Warner Bros. Discovery aims to compete, not “win spending war”

David Zaslav

David Zaslav does not believe that the merged Warner Bros. Discovery needs to outspend rivals such as Netflix and Disney on content in order to remain competitive.

“Our goal is to compete with the leading streaming services, not to win the spending war,” said the Discovery president and CEO on an investor call yesterday, following the company’s latest earnings report, with the company posting Q4 revenues of $3.2bn, up 10-11%, excluding currency movements.

“You’re not going to see us come in and go, all right, we’re spending $5bn more,” added Zaslav, seemingly referring to the newly rebranded Paramount Global’s recent content spend pledge.

Zaslav, who will lead the combined entity, shared his doubts that more original content would necessarily translate to increased revenue.

“If you look at what Casey [Bloys, HBO & HBO Max CCO] is doing with HBO. So he has Euphoria right now, he just had Succession, he has the period drama, The Gilded Age going right now. Would HBO be doing a lot better if it had three more really successful scripted series at this moment? It’s not clear that they would be,” said Zaslav.

“We want to compete against Disney and Netflix, but we are very different. Disney has a group of people across the world that absolutely love their product. Netflix has a very broad appeal product.”

Zaslav instead described Discovery’s offering as “nourishment” and Warner’s content as “shock and awe,” suggesting that the combination was “a really compelling menu.”


Funnel models

The wide-ranging call, which also touched on the impact that Russia’s invasion of Ukraine could have on Discovery’s business in the region (CFO Gunnar Wiedenfels said any potential financial impact would be an “immaterial proportion”), also saw Zaslav address Wall Street concerns about the streaming business model.

Investor anxiety follows Netflix’s low subscriber growth forecasts last month and the 20% drop in Paramount share prices last week following its increased streaming focus and rebrand.

Zaslav made it clear to investors that the combined business will not be solely focused on an SVOD model.

“I think there are a number of players that are very tied to this idea of subscription only,” he said, explaining that the streaming strategy will feature three “funnels.”

“Ultimately you could see a subscription-only service, an ad-light service and then a free digital service that everybody can go to,” said Zaslav.

The Discovery exec said that the free digital service would come last, explaining: “It’ll have very different content than the subscription or ad-light, but there will be people that do not want to pay and they’ll want to watch content.

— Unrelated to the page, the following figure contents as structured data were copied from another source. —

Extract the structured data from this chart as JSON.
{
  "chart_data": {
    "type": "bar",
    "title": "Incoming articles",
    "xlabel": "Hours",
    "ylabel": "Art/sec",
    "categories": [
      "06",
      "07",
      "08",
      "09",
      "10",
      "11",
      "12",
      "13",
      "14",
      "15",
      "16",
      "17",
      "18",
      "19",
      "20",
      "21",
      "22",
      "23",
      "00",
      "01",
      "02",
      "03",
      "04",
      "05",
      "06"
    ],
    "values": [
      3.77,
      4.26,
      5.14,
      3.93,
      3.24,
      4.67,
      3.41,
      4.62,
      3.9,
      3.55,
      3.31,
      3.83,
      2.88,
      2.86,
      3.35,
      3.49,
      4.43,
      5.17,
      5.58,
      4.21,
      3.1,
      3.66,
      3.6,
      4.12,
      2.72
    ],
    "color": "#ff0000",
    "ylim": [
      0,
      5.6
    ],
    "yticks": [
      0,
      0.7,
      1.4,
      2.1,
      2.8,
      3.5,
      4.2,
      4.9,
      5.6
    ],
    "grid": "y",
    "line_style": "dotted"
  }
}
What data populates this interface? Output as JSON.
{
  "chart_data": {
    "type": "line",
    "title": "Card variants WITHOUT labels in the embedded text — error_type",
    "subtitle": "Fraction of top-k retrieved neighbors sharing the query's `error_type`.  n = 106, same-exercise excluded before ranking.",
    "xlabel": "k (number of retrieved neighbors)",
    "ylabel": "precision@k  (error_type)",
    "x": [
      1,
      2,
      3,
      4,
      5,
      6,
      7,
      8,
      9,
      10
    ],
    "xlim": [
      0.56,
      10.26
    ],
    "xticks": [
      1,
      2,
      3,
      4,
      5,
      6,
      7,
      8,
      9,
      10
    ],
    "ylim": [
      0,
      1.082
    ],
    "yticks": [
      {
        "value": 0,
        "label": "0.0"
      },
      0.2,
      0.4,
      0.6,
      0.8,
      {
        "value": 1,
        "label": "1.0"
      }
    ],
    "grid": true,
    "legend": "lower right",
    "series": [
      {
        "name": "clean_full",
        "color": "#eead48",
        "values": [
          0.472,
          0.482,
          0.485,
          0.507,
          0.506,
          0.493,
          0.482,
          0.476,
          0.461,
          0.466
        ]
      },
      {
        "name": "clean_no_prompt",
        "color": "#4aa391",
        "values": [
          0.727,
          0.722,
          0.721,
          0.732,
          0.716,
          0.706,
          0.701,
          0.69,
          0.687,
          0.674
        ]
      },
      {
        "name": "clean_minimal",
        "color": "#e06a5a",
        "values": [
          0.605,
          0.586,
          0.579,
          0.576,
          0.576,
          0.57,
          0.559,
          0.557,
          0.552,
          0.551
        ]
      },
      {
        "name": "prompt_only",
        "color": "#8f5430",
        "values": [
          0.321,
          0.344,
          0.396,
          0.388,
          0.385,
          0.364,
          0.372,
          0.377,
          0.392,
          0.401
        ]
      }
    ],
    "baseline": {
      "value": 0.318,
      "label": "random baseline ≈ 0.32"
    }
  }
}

And who has more content than Warner Bros Discovery? Figuring out how to do that will be one of the strategic initiatives.”

Deal approaching completion

The $43bn merger between AT&T-owned WarnerMedia and Discovery cleared US antitrust legislation earlier this month, paving the way for the deal to be completed by the close of Q2.

Zaslav is set to move to LA to run the giant entity, but little detail has yet been revealed on the exec set-up while the merger progressed through regulatory proceedings.

WarnerMedia and Discovery first revealed the shock-merger in May last year, subsequently confirming that the enlarged outfit would be known as Warner Bros. Discovery.

It will own one of the deepest libraries in the world with nearly 200,000 hours of programming and will also house both recently launched streamers HBO Max and Discovery+.